When the very experienced local secretary announced his retirement in 1992, we met as a group to decide how we would respond. Proposed and encouraged by others, Tim agreed to stand as secretary on condition that some of the rest of us would take some of the available time and support him.
He became Leeds NUT secretary and from that point until his retirement we worked together as local union officers, though I replaced him as secretary when he decided to step down in 2003.
Everything about the way Tim carried out this work was impressive but what struck me most was his diligence and commitment. Injustice was one of the few things that could produce anger in this gentle man, and he would leave no stone unturned to challenge it. He did pioneering work on tackling workplace bullying, searching for ways to build collective response to this modern plague.
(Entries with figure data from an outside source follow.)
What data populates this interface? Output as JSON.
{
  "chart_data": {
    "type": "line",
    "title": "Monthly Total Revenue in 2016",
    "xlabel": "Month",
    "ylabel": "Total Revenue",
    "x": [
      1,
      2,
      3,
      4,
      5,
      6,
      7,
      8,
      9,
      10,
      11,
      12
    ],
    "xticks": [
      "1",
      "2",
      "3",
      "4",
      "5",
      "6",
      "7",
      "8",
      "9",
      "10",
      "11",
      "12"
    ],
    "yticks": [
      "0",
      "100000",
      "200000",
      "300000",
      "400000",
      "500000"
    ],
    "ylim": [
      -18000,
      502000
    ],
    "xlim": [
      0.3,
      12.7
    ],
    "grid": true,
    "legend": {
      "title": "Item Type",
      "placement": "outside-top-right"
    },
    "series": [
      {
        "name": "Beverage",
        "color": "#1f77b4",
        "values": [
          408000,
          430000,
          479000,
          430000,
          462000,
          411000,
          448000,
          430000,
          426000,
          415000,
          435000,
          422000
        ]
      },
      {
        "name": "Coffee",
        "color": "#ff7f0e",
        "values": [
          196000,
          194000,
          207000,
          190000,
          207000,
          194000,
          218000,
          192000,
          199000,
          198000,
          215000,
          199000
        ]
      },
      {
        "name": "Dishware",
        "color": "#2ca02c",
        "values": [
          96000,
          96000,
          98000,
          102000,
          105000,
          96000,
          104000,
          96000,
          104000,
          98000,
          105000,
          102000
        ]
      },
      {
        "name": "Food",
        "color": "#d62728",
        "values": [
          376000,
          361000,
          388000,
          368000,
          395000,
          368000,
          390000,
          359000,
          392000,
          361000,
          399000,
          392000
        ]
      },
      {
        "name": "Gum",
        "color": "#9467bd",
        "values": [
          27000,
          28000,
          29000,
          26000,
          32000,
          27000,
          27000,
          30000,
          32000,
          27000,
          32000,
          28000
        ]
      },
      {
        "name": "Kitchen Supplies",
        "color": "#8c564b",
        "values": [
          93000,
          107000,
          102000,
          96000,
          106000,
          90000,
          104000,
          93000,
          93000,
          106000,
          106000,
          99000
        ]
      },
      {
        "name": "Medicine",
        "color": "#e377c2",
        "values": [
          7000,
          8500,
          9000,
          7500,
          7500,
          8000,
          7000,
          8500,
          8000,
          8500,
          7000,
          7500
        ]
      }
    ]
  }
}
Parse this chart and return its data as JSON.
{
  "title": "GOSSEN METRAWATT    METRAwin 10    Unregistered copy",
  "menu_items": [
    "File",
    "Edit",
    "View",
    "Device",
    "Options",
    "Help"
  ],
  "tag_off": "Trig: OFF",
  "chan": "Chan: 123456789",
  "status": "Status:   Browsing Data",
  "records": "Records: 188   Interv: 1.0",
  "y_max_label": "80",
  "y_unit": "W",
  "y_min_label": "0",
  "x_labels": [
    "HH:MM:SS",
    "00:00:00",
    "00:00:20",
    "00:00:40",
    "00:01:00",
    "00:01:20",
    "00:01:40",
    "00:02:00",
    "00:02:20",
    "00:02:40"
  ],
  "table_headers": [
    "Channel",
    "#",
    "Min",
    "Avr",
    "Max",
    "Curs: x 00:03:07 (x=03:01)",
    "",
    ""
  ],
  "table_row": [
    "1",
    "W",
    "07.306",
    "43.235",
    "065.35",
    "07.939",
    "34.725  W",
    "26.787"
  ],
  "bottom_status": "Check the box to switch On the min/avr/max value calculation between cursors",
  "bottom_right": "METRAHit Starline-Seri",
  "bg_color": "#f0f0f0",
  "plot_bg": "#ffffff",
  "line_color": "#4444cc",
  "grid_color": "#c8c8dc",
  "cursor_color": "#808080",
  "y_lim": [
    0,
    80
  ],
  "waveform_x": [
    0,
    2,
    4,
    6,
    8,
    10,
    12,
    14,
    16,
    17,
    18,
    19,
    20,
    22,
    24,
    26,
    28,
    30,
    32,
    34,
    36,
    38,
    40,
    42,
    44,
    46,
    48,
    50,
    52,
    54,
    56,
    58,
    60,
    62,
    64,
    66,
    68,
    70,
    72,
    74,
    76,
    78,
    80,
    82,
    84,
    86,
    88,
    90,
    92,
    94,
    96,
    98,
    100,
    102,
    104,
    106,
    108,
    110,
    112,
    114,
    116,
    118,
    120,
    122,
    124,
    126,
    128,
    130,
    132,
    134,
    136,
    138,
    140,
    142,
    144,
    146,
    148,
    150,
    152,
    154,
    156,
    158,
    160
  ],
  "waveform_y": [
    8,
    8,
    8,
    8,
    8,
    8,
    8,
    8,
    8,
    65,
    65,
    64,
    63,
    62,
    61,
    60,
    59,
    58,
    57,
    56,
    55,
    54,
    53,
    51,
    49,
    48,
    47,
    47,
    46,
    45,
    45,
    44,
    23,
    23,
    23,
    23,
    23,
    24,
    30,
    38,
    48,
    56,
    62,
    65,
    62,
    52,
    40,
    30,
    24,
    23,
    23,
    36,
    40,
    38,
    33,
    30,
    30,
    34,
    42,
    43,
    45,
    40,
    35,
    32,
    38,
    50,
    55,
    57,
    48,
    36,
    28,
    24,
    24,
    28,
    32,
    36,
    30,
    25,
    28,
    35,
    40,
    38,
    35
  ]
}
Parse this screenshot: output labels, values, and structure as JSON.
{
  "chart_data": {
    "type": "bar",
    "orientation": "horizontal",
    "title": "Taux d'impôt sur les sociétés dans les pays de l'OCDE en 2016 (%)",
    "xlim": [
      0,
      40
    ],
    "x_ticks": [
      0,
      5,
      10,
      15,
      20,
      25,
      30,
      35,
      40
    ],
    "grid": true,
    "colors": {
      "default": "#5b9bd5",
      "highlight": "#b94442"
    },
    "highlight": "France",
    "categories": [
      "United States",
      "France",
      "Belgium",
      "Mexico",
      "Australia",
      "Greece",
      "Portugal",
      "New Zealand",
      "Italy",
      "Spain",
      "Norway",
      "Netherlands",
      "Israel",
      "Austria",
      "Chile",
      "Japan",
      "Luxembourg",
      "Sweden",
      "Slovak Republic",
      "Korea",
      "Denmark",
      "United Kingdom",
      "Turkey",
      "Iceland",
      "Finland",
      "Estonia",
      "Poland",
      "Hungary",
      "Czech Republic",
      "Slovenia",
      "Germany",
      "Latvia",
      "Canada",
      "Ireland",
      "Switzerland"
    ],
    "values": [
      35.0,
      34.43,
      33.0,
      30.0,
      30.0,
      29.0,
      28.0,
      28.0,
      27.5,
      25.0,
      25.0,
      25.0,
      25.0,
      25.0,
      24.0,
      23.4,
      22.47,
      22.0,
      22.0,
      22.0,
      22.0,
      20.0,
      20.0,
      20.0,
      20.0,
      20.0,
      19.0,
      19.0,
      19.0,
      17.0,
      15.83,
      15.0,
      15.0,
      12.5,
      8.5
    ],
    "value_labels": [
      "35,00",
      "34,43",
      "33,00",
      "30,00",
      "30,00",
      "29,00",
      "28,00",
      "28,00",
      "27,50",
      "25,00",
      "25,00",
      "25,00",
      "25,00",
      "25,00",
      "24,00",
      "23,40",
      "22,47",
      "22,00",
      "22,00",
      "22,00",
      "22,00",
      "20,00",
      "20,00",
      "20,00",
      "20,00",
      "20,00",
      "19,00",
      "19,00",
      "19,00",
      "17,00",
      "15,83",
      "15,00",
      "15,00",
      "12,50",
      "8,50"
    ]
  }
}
Politically, Tim had been a member of Militant. Later, when that group left Labour and split, his loyalties remained with the Grantite group, Socialist Appeal. When I first got into political discussions with him, his practical connections to this group seemed slim.
Certainly, that tradition informed his world-view and his understanding of Marxism. In an almost startling departure from the norm, however, he was always up for political discussion and hungry to hear about new ideas. In keeping with his overall personality there was not a sectarian bone in his body.
Inevitably our discussions focused more and more on the areas where our politics differed. It was clear that, as with most of the British left, Tim had never come across third camp socialism. He was open to many of the ideas but immensely respectful of all he had been taught by the Militant tradition.
A turning point came when, after a series of discussions about the Russian occupation of Afghanistan (which Militant had supported/excused), I gave him our pamphlet The Tragedy of Afghanistan. This is a lengthy, dense piece of work which uses a detailed account of the Russian invasion and occupation to explain the nature of Stalinism, the state, imperialism and the socialist response to national oppression and reactionary ideas.
Tim worked in an immensely time-consuming job and had a young family at this time. It came as a shock to me, therefore, when he returned to work the next day having read the entire pamphlet and hungry to discuss it. No doubt there was a cumulative effect of our many discussions up to that point, but he didn’t hide the fact that this reading had had an immense impact.
Shortly after that Tim became a Workers’ Liberty sympathiser and remained so until the end. He began to attend our teachers’ (later school workers’) fraction, annual summer school and Leeds branch public meetings. Later came the invitation to contribute cartoons to the paper which he accepted with pride.
Tim remained politically active in retirement and had much still to give. He carried on doing health and safety work for the NEU and attending local union meetings. Like so many he was drawn back into Labour Party activity from 2015 by the Corbyn surge. He was also enjoying the time that retirement had finally given him to spend with his family, his art and our shared passion for football.
This cruel and arbitrary disease has denied him more of that and taken him from us. It goes without saying that the loss will be felt deepest and hardest by his wife Wendy and daughters Jenny and Sally. Our heartfelt condolences are extended to them. We will remember him as a great friend and a serious, thoughtful and dedicated comrade. RIP Tim.